Segala puji bagi Allah, Rabb pengatur alam semesta. Shalawat dan salam kepada Nabi kita Muhammad, keluarga dan sahabatnya.
Mungkin
di antara kita ada yang tidak mengetahui apa itu mahrom dan siapa saja
yang termasuk mahromnya. Padahal mahrom ini berkaitan dengan banyak
masalah. Seperti tidak bolehnya wanita bepergian jauh (bersafar)
kecuali dengan mahromnya. Tidak boleh seorang laki-laki dengan wanita
berduaan kecuali dengan mahromnya. Wanita dan pria tidak boleh jabat
tangan kecuali itu mahromnya. Dan masih banyak masalah lainnya.

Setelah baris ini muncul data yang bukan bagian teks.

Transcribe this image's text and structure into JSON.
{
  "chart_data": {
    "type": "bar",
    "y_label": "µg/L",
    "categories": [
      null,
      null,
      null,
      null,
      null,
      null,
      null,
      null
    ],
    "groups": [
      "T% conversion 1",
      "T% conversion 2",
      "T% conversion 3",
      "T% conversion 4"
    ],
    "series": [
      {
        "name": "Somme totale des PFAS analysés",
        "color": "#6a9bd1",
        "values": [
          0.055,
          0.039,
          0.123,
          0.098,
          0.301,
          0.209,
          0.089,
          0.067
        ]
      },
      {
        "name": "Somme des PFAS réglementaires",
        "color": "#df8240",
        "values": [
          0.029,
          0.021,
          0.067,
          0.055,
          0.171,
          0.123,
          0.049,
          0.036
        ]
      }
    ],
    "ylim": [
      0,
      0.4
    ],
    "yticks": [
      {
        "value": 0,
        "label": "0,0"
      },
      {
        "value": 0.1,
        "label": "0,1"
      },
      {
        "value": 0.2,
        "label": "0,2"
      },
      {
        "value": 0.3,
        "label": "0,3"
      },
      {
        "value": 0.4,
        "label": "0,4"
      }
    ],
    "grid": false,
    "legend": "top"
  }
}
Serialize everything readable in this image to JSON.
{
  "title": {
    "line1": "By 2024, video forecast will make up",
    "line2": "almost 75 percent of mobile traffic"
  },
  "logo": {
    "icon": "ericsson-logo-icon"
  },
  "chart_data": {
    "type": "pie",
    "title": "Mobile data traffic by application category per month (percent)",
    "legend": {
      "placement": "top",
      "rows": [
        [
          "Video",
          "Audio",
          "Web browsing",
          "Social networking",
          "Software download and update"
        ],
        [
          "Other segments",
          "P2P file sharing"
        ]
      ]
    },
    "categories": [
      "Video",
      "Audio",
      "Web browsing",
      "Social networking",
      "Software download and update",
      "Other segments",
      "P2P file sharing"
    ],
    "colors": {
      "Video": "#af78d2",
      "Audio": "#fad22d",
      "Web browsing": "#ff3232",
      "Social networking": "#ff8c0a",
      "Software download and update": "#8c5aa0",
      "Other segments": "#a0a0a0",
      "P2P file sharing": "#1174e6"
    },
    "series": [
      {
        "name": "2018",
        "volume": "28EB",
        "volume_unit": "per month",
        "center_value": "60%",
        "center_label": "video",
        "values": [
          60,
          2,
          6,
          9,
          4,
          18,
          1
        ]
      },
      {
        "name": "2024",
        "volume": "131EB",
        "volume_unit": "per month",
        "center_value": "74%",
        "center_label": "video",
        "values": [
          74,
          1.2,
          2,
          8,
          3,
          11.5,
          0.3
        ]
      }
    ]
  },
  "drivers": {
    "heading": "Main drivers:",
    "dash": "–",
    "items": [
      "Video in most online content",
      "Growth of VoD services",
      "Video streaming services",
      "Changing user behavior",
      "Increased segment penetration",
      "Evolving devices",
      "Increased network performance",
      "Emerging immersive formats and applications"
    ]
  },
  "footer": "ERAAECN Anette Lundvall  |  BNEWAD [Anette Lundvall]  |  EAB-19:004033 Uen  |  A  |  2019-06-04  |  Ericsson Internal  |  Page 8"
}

Yang dimaksud mahrom[1] adalah wanita yang haram dinikahi oleh laki-laki. Mengenai mahrom ini telah disebutkan dalam firman Allah Ta’ala,
وَلَا
تَنْكِحُوا مَا نَكَحَ آَبَاؤُكُمْ مِنَ النِّسَاءِ إِلَّا مَا قَدْ
سَلَفَ إِنَّهُ كَانَ فَاحِشَةً وَمَقْتًا وَسَاءَ سَبِيلًا (22)
حُرِّمَتْ عَلَيْكُمْ أُمَّهَاتُكُمْ وَبَنَاتُكُمْ وَأَخَوَاتُكُمْ
وَعَمَّاتُكُمْ وَخَالَاتُكُمْ وَبَنَاتُ الْأَخِ وَبَنَاتُ الْأُخْتِ
وَأُمَّهَاتُكُمُ اللَّاتِي أَرْضَعْنَكُمْ وَأَخَوَاتُكُمْ مِنَ
الرَّضَاعَةِ وَأُمَّهَاتُ نِسَائِكُمْ وَرَبَائِبُكُمُ اللَّاتِي فِي
حُجُورِكُمْ مِنْ نِسَائِكُمُ اللَّاتِي دَخَلْتُمْ بِهِنَّ فَإِنْ لَمْ
تَكُونُوا دَخَلْتُمْ بِهِنَّ فَلَا جُنَاحَ عَلَيْكُمْ وَحَلَائِلُ
أَبْنَائِكُمُ الَّذِينَ مِنْ أَصْلَابِكُمْ وَأَنْ تَجْمَعُوا بَيْنَ
الْأُخْتَيْنِ إِلَّا مَا قَدْ سَلَفَ إِنَّ اللَّهَ كَانَ غَفُورًا
رَحِيمًا (23) وَالْمُحْصَنَاتُ مِنَ النِّسَاءِ إِلَّا مَا مَلَكَتْ
أَيْمَانُكُمْ كِتَابَ اللَّهِ عَلَيْكُمْ وَأُحِلَّ لَكُمْ مَا وَرَاءَ
ذَلِكُمْ أَنْ تَبْتَغُوا بِأَمْوَالِكُمْ مُحْصِنِينَ غَيْرَ مُسَافِحِينَ
“Dan
janganlah kamu kawini wanita-wanita yang telah dikawini oleh ayahmu,
terkecuali pada masa yang telah lampau. Sesungguhnya perbuatan itu amat
keji dan dibenci Allah dan seburuk-buruk jalan (yang ditempuh).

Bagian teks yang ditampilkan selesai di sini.